Explainable AI uncovers how neural networks learn to regionalize in
simulations of turbulent heat fluxes at FluxNet sites
Abstract
Machine learning (ML) based models have demonstrated very strong
predictive capabilities for hydrologic modeling, but are often
criticized for being black-boxes. In this paper we use a technique from
the field of explainable AI (XAI), called layerwise relevance
propagation (LRP) to “open the black box”. Specifically we train a
deep neural network on data from a set of hydroclimatically diverse
FluxNet sites to predict turbulent heat fluxes, and then use the LRP
technique to analyze what it learned.

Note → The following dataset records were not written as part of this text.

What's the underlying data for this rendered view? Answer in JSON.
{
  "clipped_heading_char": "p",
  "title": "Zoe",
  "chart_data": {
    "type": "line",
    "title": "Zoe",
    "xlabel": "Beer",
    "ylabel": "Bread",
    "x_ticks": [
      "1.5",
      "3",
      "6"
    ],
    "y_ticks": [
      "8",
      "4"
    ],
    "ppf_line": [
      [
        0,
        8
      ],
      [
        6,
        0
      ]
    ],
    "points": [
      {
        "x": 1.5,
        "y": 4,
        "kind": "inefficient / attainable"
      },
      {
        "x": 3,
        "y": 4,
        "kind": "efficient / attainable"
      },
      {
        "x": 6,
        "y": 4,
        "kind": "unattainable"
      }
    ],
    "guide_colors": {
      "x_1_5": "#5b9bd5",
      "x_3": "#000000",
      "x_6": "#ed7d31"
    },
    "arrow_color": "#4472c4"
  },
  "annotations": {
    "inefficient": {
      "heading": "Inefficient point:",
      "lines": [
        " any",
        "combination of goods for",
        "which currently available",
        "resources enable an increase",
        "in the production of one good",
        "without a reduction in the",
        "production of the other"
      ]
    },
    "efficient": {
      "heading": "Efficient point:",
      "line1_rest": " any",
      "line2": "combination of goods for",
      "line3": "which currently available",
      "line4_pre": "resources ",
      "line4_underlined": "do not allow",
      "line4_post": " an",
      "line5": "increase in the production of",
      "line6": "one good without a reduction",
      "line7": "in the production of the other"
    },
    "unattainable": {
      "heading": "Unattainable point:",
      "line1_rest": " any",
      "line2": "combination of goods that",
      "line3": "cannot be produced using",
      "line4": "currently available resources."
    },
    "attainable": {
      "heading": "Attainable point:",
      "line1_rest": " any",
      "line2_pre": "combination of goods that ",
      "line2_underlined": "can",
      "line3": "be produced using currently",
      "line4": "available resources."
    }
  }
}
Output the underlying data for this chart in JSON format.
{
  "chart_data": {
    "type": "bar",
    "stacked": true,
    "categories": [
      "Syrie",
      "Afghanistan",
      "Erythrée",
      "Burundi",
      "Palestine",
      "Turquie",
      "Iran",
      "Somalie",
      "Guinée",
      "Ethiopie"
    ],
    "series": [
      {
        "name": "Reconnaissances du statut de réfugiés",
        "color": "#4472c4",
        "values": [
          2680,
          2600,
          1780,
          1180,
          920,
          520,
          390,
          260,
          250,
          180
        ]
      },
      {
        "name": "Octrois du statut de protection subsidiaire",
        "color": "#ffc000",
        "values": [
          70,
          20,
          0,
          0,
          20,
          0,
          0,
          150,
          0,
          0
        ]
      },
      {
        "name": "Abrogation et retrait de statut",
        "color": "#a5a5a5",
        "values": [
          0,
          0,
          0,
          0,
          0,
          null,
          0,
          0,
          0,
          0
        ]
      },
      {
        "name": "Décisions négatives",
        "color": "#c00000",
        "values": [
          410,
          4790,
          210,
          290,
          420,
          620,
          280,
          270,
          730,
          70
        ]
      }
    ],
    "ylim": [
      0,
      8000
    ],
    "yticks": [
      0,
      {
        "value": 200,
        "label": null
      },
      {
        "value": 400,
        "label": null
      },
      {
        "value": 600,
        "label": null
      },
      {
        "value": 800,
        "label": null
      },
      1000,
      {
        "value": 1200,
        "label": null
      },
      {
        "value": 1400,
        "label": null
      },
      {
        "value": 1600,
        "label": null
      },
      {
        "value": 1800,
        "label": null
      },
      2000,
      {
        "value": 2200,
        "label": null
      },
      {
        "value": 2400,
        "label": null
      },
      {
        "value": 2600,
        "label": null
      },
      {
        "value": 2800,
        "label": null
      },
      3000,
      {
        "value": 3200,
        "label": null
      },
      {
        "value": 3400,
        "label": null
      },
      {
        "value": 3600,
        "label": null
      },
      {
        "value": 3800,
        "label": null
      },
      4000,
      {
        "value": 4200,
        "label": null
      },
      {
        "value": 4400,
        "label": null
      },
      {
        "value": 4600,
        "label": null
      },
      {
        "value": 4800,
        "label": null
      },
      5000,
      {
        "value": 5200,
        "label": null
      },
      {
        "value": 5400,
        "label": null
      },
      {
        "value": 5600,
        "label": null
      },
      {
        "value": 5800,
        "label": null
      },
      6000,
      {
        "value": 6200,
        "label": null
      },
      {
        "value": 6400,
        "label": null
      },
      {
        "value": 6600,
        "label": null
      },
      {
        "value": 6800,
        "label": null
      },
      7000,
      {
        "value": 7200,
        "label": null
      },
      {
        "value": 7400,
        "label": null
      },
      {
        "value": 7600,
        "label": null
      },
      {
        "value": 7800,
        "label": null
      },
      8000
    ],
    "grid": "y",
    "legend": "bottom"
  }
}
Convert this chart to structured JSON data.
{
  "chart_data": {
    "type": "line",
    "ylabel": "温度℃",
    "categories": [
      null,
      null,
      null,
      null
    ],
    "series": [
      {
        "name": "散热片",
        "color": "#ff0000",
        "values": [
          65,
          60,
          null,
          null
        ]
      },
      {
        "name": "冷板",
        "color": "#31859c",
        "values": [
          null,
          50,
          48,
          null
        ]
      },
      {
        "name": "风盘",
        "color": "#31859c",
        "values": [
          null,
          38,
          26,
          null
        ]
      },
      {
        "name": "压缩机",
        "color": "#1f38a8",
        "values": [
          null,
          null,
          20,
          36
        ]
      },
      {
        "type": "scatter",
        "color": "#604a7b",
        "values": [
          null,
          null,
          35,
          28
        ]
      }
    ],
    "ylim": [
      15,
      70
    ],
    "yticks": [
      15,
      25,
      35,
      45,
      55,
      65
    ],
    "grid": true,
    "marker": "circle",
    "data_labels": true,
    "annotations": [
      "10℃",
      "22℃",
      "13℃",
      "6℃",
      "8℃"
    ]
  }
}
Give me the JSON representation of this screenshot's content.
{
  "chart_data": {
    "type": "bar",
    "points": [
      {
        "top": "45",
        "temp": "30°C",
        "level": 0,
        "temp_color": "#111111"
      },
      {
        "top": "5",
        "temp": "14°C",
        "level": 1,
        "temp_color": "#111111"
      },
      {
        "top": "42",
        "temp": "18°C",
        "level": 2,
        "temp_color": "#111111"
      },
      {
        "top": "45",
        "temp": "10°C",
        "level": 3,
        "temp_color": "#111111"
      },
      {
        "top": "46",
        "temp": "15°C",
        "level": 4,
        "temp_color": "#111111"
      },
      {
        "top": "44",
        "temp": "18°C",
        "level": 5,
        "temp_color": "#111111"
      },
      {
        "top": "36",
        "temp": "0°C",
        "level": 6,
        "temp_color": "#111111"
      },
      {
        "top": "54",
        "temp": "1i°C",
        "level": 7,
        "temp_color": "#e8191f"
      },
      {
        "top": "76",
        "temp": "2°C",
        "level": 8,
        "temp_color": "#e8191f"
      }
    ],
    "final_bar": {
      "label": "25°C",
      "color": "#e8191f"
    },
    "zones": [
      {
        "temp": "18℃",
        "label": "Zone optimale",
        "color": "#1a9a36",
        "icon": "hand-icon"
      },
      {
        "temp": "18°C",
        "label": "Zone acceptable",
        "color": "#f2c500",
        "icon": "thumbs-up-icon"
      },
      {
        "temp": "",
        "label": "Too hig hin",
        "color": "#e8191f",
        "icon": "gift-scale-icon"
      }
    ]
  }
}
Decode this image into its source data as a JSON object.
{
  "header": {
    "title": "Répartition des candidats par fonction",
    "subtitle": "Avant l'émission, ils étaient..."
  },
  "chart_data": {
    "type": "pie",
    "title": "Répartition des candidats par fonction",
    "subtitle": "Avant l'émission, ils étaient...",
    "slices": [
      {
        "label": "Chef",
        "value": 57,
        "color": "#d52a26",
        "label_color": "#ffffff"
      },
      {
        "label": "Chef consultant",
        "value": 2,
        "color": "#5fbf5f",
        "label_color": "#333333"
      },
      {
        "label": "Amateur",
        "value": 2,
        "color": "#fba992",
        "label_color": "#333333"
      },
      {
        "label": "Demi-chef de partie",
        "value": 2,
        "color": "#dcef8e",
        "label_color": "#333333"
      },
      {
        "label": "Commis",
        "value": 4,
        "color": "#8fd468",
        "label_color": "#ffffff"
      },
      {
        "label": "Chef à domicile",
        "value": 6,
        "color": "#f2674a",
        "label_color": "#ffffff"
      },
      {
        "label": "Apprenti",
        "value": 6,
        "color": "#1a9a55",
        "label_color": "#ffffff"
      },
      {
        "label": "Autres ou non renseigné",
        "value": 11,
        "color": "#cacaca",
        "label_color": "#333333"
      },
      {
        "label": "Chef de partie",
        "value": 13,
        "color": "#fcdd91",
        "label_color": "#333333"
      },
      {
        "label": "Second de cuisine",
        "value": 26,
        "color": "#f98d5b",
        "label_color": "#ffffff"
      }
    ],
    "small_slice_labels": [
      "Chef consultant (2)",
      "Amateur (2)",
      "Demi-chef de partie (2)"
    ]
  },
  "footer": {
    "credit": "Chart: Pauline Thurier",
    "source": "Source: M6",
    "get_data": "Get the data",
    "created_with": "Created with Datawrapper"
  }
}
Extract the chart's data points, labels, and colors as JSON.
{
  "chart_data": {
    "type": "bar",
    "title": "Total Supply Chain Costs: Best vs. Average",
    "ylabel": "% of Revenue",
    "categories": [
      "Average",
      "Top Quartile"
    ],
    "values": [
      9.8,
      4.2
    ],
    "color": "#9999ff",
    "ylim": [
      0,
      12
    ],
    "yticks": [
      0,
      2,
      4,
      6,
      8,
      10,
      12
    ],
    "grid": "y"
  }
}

We show that the neural network
learns physically plausible relationships, including different ways of
partitioning the turbulent heat fluxes according to moisture or energy
limiting characteristics of the sites. That is, the neural network
learns different behaviors at arid and non-arid sites. We also develop
and demonstrate a novel technique that uses the output of the LRP
analysis to explore how the neural network learned to regionalize
between sites. We find that the neural network primarily learned
behaviors that differed between evergreen forested sites and all other
vegetation classes. Our analysis shows that even simple neural networks
can extract physically-plausible relationships and that by using XAI
methods we can learn new information from the ML-based methods.